What do you think Vietnam should do to achieve its sustainable development goals?
Vietnam should consider what other countries are doing and use these “success stories” domestically. For example, all countries in Southeast Asia can learn from Singapore in terms of how the country has been extremely successful in attracting international services firms through offering a well-skilled labor force as well as competitive taxation and a pro-business environment. This has enabled Singapore to reduce its reliance on manufacturing.
There may also be lessons to be learned from Thailand, which is working to become a leader in both domestic use and export of electrical vehicles.
Educating consumers and businesses on green matters will be important, as will taking advantage of renewable energy sources that are set to see dramatic falls in price over the coming years. Solar panels in particular have seen a sharp fall in price in recent years and forecasts suggest that the cost of solar will fall a further 40 percent over the next two years. With costs on the decline, Vietnam could be a leader in ensuring widespread adoption of these technologies.
The growth of the Vietnamese economy partially depends on the utilization of natural resources, creating a harmful impact on the environment and increasing climate change. What should be done to change this growth model?
The growth model needs to shift towards greener industries. This need not be bad for growth, indeed this could lead to greater living standards. Higher value-added manufacturing (such as electrical product production) and skilled services jobs command higher wages, leading to higher living standards.
Making this transition will require the right skills being in place in the workforce. Businesses and the government need to ensure that the education system is equipping inpiduals with the right skills to work in the greener sectors of skilled manufacturing and services. Tourism is another sector which Vietnam should be looking to develop further, given that it has many sights of beauty including Ha Long Bay. Reduced levels of pollution could help the tourism sector expand further over the coming years.
What roles should the government and businesses play in promoting green economic growth?
Governments need to have the right systems of taxes, subsidies and incentives in place to encourage consumers and businesses to cut back on polluting activities and shift towards greener activities. Pollution is not properly priced in the “free market” so the government needs to step in to ensure that those who wish to pollute pay a price. The Vietnamese government already has some taxes and subsidies in place but there is scope to build on these to continue nudging businesses and consumers into making greener decisions.

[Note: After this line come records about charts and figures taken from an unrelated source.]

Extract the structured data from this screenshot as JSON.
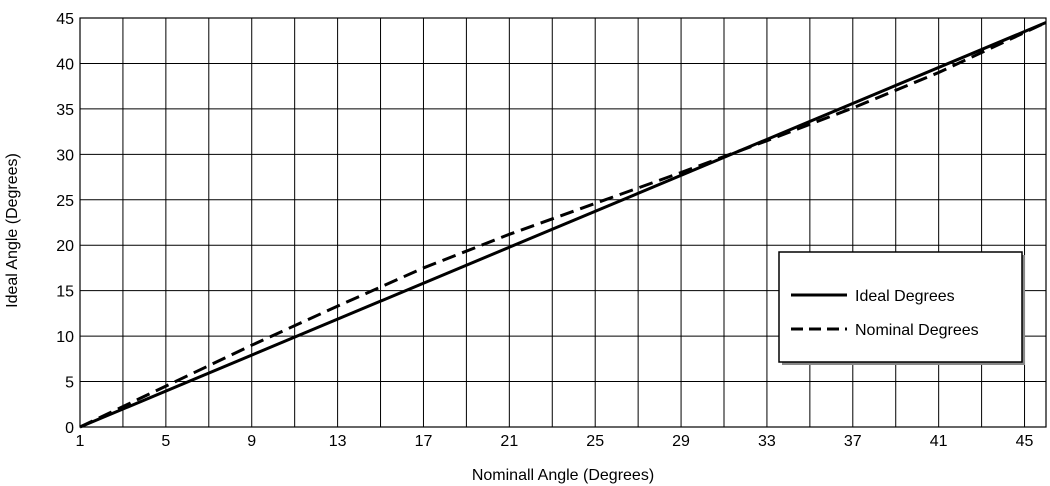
{
  "chart_data": {
    "type": "line",
    "title": "",
    "xlabel": "Nominall Angle (Degrees)",
    "ylabel": "Ideal Angle (Degrees)",
    "xlim": [
      1,
      46
    ],
    "ylim": [
      0,
      45
    ],
    "x_tick_labels": [
      1,
      5,
      9,
      13,
      17,
      21,
      25,
      29,
      33,
      37,
      41,
      45
    ],
    "y_tick_labels": [
      0,
      5,
      10,
      15,
      20,
      25,
      30,
      35,
      40,
      45
    ],
    "grid": true,
    "grid_x_step": 2,
    "grid_y_step": 5,
    "legend_position": "right",
    "series": [
      {
        "name": "Ideal Degrees",
        "style": "solid",
        "color": "#000000",
        "x": [
          1,
          46
        ],
        "y": [
          0,
          44.5
        ]
      },
      {
        "name": "Nominal Degrees",
        "style": "dashed",
        "color": "#000000",
        "x": [
          1,
          5,
          9,
          13,
          17,
          21,
          25,
          29,
          33,
          37,
          41,
          46
        ],
        "y": [
          0,
          4.5,
          9,
          13.3,
          17.5,
          21.2,
          24.6,
          28,
          31.5,
          35.1,
          39,
          44.5
        ]
      }
    ]
  }
}
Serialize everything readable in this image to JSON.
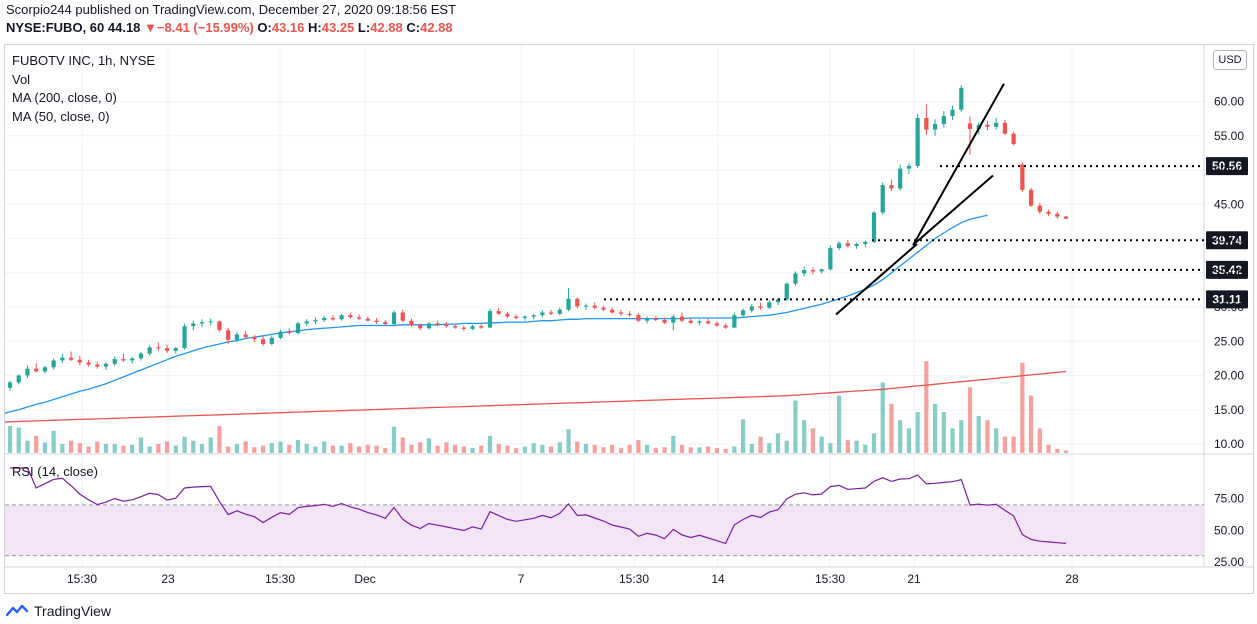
{
  "header": {
    "author": "Scorpio244",
    "published_text": "published on TradingView.com, December 27, 2020 09:18:56 EST",
    "symbol_line": "NYSE:FUBO, 60",
    "last": "44.18",
    "change_arrow": "▼",
    "change": "−8.41 (−15.99%)",
    "o_label": "O:",
    "o": "43.16",
    "h_label": "H:",
    "h": "43.25",
    "l_label": "L:",
    "l": "42.88",
    "c_label": "C:",
    "c": "42.88"
  },
  "legend": {
    "title": "FUBOTV INC, 1h, NYSE",
    "vol": "Vol",
    "ma200": "MA (200, close, 0)",
    "ma50": "MA (50, close, 0)"
  },
  "rsi_pane": {
    "label": "RSI (14, close)"
  },
  "currency_badge": "USD",
  "brand": "TradingView",
  "colors": {
    "up": "#26a69a",
    "down": "#ef5350",
    "ma50": "#2196f3",
    "ma200": "#ef5350",
    "rsi": "#7b1fa2",
    "rsi_band": "#f3e5f5"
  },
  "chart_data": {
    "type": "candlestick",
    "x_ticks": [
      "15:30",
      "23",
      "15:30",
      "Dec",
      "7",
      "15:30",
      "14",
      "15:30",
      "21",
      "28"
    ],
    "y_ticks": [
      "10.00",
      "15.00",
      "20.00",
      "25.00",
      "30.00",
      "35.00",
      "40.00",
      "45.00",
      "50.00",
      "55.00",
      "60.00"
    ],
    "price_levels": [
      "50.56",
      "39.74",
      "35.42",
      "31.11"
    ],
    "rsi_ticks": [
      "25.00",
      "50.00",
      "75.00"
    ],
    "rsi_band": [
      30,
      70
    ],
    "candles": [
      [
        18.2,
        19.2,
        17.8,
        19.0
      ],
      [
        19.0,
        20.2,
        18.7,
        20.0
      ],
      [
        20.0,
        21.5,
        19.6,
        21.0
      ],
      [
        21.0,
        21.8,
        20.4,
        20.6
      ],
      [
        20.6,
        21.4,
        20.3,
        21.2
      ],
      [
        21.2,
        22.5,
        20.9,
        22.2
      ],
      [
        22.2,
        23.2,
        21.8,
        22.6
      ],
      [
        22.6,
        23.5,
        22.1,
        22.3
      ],
      [
        22.3,
        22.9,
        21.5,
        21.9
      ],
      [
        21.9,
        22.3,
        21.3,
        21.6
      ],
      [
        21.6,
        22.0,
        21.0,
        21.3
      ],
      [
        21.3,
        21.9,
        20.8,
        21.7
      ],
      [
        21.7,
        22.8,
        21.4,
        22.4
      ],
      [
        22.4,
        23.2,
        22.0,
        22.2
      ],
      [
        22.2,
        22.7,
        21.7,
        22.5
      ],
      [
        22.5,
        23.4,
        22.2,
        23.2
      ],
      [
        23.2,
        24.4,
        22.9,
        24.1
      ],
      [
        24.1,
        24.8,
        23.6,
        24.0
      ],
      [
        24.0,
        24.5,
        23.3,
        23.6
      ],
      [
        23.6,
        24.2,
        23.2,
        24.0
      ],
      [
        24.0,
        27.6,
        23.8,
        27.2
      ],
      [
        27.2,
        28.0,
        26.6,
        27.6
      ],
      [
        27.6,
        28.2,
        27.0,
        27.8
      ],
      [
        27.8,
        28.3,
        27.3,
        27.9
      ],
      [
        27.9,
        28.0,
        26.4,
        26.6
      ],
      [
        26.6,
        26.9,
        24.6,
        25.2
      ],
      [
        25.2,
        26.4,
        24.9,
        26.0
      ],
      [
        26.0,
        26.5,
        25.4,
        25.6
      ],
      [
        25.6,
        25.9,
        24.9,
        25.3
      ],
      [
        25.3,
        25.7,
        24.3,
        24.6
      ],
      [
        24.6,
        25.8,
        24.4,
        25.5
      ],
      [
        25.5,
        26.7,
        25.3,
        26.4
      ],
      [
        26.4,
        26.9,
        26.0,
        26.2
      ],
      [
        26.2,
        27.8,
        26.0,
        27.6
      ],
      [
        27.6,
        28.2,
        27.2,
        27.9
      ],
      [
        27.9,
        28.5,
        27.5,
        28.1
      ],
      [
        28.1,
        28.7,
        27.8,
        28.4
      ],
      [
        28.4,
        28.8,
        28.0,
        28.2
      ],
      [
        28.2,
        29.0,
        28.0,
        28.8
      ],
      [
        28.8,
        29.2,
        28.3,
        28.5
      ],
      [
        28.5,
        28.9,
        28.1,
        28.3
      ],
      [
        28.3,
        28.6,
        27.9,
        28.0
      ],
      [
        28.0,
        28.4,
        27.5,
        27.8
      ],
      [
        27.8,
        28.1,
        27.3,
        27.5
      ],
      [
        27.5,
        29.5,
        27.3,
        29.2
      ],
      [
        29.2,
        29.6,
        27.8,
        28.0
      ],
      [
        28.0,
        28.3,
        27.1,
        27.3
      ],
      [
        27.3,
        27.6,
        26.6,
        26.9
      ],
      [
        26.9,
        27.8,
        26.7,
        27.6
      ],
      [
        27.6,
        28.0,
        27.2,
        27.4
      ],
      [
        27.4,
        27.8,
        27.0,
        27.2
      ],
      [
        27.2,
        27.5,
        26.8,
        27.0
      ],
      [
        27.0,
        27.3,
        26.5,
        26.8
      ],
      [
        26.8,
        27.4,
        26.6,
        27.2
      ],
      [
        27.2,
        27.5,
        26.8,
        27.0
      ],
      [
        27.0,
        29.8,
        26.9,
        29.4
      ],
      [
        29.4,
        29.9,
        28.8,
        29.0
      ],
      [
        29.0,
        29.3,
        28.4,
        28.6
      ],
      [
        28.6,
        28.9,
        28.2,
        28.4
      ],
      [
        28.4,
        28.8,
        28.0,
        28.6
      ],
      [
        28.6,
        29.0,
        28.2,
        28.8
      ],
      [
        28.8,
        29.5,
        28.5,
        29.2
      ],
      [
        29.2,
        29.6,
        28.8,
        29.0
      ],
      [
        29.0,
        29.9,
        28.8,
        29.6
      ],
      [
        29.6,
        32.8,
        29.4,
        31.2
      ],
      [
        31.2,
        31.4,
        29.8,
        30.1
      ],
      [
        30.1,
        30.5,
        29.6,
        30.2
      ],
      [
        30.2,
        30.7,
        29.7,
        29.9
      ],
      [
        29.9,
        30.2,
        29.4,
        29.6
      ],
      [
        29.6,
        29.9,
        29.0,
        29.2
      ],
      [
        29.2,
        29.6,
        28.7,
        29.0
      ],
      [
        29.0,
        29.4,
        28.6,
        28.8
      ],
      [
        28.8,
        29.1,
        27.8,
        28.0
      ],
      [
        28.0,
        28.6,
        27.6,
        28.3
      ],
      [
        28.3,
        28.7,
        27.9,
        28.1
      ],
      [
        28.1,
        28.4,
        27.5,
        27.7
      ],
      [
        27.7,
        28.9,
        26.6,
        28.6
      ],
      [
        28.6,
        29.2,
        27.8,
        28.0
      ],
      [
        28.0,
        28.4,
        27.5,
        27.7
      ],
      [
        27.7,
        28.2,
        27.3,
        27.9
      ],
      [
        27.9,
        28.3,
        27.5,
        27.6
      ],
      [
        27.6,
        27.9,
        27.1,
        27.3
      ],
      [
        27.3,
        27.6,
        26.8,
        27.0
      ],
      [
        27.0,
        29.2,
        26.9,
        28.8
      ],
      [
        28.8,
        29.8,
        28.6,
        29.5
      ],
      [
        29.5,
        30.4,
        29.2,
        30.1
      ],
      [
        30.1,
        30.6,
        29.6,
        29.9
      ],
      [
        29.9,
        31.0,
        29.7,
        30.7
      ],
      [
        30.7,
        31.3,
        30.3,
        31.1
      ],
      [
        31.1,
        33.6,
        30.9,
        33.4
      ],
      [
        33.4,
        35.2,
        33.1,
        34.9
      ],
      [
        34.9,
        35.9,
        34.5,
        35.4
      ],
      [
        35.4,
        35.8,
        34.8,
        35.2
      ],
      [
        35.2,
        35.6,
        34.9,
        35.5
      ],
      [
        35.5,
        39.0,
        35.3,
        38.6
      ],
      [
        38.6,
        39.6,
        38.3,
        39.3
      ],
      [
        39.3,
        39.8,
        38.7,
        38.9
      ],
      [
        38.9,
        39.4,
        38.5,
        39.2
      ],
      [
        39.2,
        39.7,
        38.7,
        39.5
      ],
      [
        39.5,
        44.0,
        39.3,
        43.8
      ],
      [
        43.8,
        48.2,
        43.5,
        47.8
      ],
      [
        47.8,
        48.6,
        46.9,
        47.3
      ],
      [
        47.3,
        50.8,
        47.0,
        50.2
      ],
      [
        50.2,
        51.0,
        49.4,
        50.6
      ],
      [
        50.6,
        58.2,
        50.3,
        57.6
      ],
      [
        57.6,
        59.6,
        55.1,
        55.9
      ],
      [
        55.9,
        57.4,
        55.0,
        56.7
      ],
      [
        56.7,
        58.6,
        56.2,
        57.9
      ],
      [
        57.9,
        59.4,
        57.3,
        58.8
      ],
      [
        58.8,
        62.4,
        58.5,
        62.0
      ],
      [
        56.8,
        57.8,
        52.2,
        56.0
      ],
      [
        56.0,
        57.0,
        55.2,
        56.6
      ],
      [
        56.6,
        57.2,
        55.8,
        56.3
      ],
      [
        56.3,
        57.6,
        55.9,
        56.9
      ],
      [
        56.9,
        57.3,
        55.1,
        55.3
      ],
      [
        55.3,
        55.6,
        53.6,
        53.8
      ],
      [
        50.8,
        51.1,
        46.8,
        47.1
      ],
      [
        47.1,
        47.4,
        44.6,
        44.8
      ],
      [
        44.8,
        45.2,
        43.6,
        43.9
      ],
      [
        43.9,
        44.2,
        43.3,
        43.6
      ],
      [
        43.6,
        43.9,
        42.9,
        43.2
      ],
      [
        43.2,
        43.3,
        42.8,
        42.9
      ]
    ],
    "volume": [
      3.3,
      3.1,
      1.5,
      2.1,
      1.3,
      2.7,
      1.1,
      1.5,
      1.2,
      0.8,
      1.4,
      1.1,
      1.1,
      0.9,
      1.0,
      1.9,
      0.8,
      1.1,
      1.4,
      0.9,
      2.0,
      1.5,
      1.1,
      1.9,
      3.3,
      0.8,
      1.1,
      1.4,
      0.7,
      0.9,
      1.2,
      1.4,
      1.0,
      1.6,
      1.1,
      0.8,
      1.4,
      0.9,
      0.9,
      1.2,
      0.8,
      1.0,
      0.9,
      0.6,
      3.2,
      1.9,
      1.0,
      1.3,
      1.8,
      0.9,
      1.3,
      1.0,
      0.8,
      0.6,
      0.9,
      2.1,
      1.1,
      0.9,
      0.6,
      0.8,
      1.2,
      1.0,
      0.8,
      1.3,
      2.9,
      1.4,
      1.1,
      1.0,
      0.7,
      1.0,
      0.6,
      1.0,
      1.6,
      1.0,
      0.6,
      0.7,
      2.1,
      1.0,
      0.7,
      0.7,
      0.8,
      0.6,
      0.5,
      0.8,
      4.1,
      1.1,
      2.0,
      1.2,
      2.4,
      1.5,
      6.4,
      4.0,
      3.0,
      2.0,
      1.2,
      7.0,
      1.6,
      1.5,
      1.0,
      2.4,
      8.6,
      6.0,
      4.0,
      3.0,
      5.0,
      11.2,
      6.0,
      5.0,
      3.0,
      4.0,
      8.0,
      4.5,
      4.0,
      3.0,
      2.0,
      2.0,
      11.0,
      7.0,
      3.0,
      1.0,
      0.5,
      0.3
    ],
    "ma50": [
      14.7,
      15.0,
      15.4,
      15.8,
      16.1,
      16.5,
      16.9,
      17.3,
      17.7,
      18.0,
      18.4,
      18.8,
      19.3,
      19.8,
      20.3,
      20.8,
      21.3,
      21.8,
      22.3,
      22.8,
      23.2,
      23.6,
      24.0,
      24.3,
      24.6,
      24.9,
      25.1,
      25.4,
      25.6,
      25.8,
      26.0,
      26.2,
      26.4,
      26.5,
      26.7,
      26.8,
      26.9,
      27.0,
      27.1,
      27.2,
      27.3,
      27.3,
      27.3,
      27.3,
      27.3,
      27.4,
      27.4,
      27.4,
      27.4,
      27.4,
      27.5,
      27.5,
      27.6,
      27.6,
      27.6,
      27.7,
      27.7,
      27.8,
      27.8,
      27.8,
      27.9,
      28.0,
      28.0,
      28.1,
      28.2,
      28.2,
      28.3,
      28.3,
      28.3,
      28.3,
      28.3,
      28.3,
      28.3,
      28.3,
      28.3,
      28.3,
      28.3,
      28.3,
      28.4,
      28.4,
      28.4,
      28.4,
      28.4,
      28.4,
      28.5,
      28.6,
      28.7,
      28.8,
      29.0,
      29.2,
      29.5,
      29.8,
      30.1,
      30.4,
      30.8,
      31.2,
      31.6,
      32.1,
      32.6,
      33.2,
      34.0,
      35.0,
      36.0,
      37.0,
      38.0,
      39.0,
      40.0,
      40.8,
      41.6,
      42.3,
      42.8,
      43.1,
      43.4
    ]
  }
}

Businesses across the world should do more to show that they are socially responsible, including demonstrating that they are environmentally friendly. This need not harm business performance. Many consumers, particularly in the developed world, are increasingly interested in whether the products they purchase are “green”. If businesses can demonstrate to these consumers that they are acting in a green and ethical way, there is potential for them to increase sales.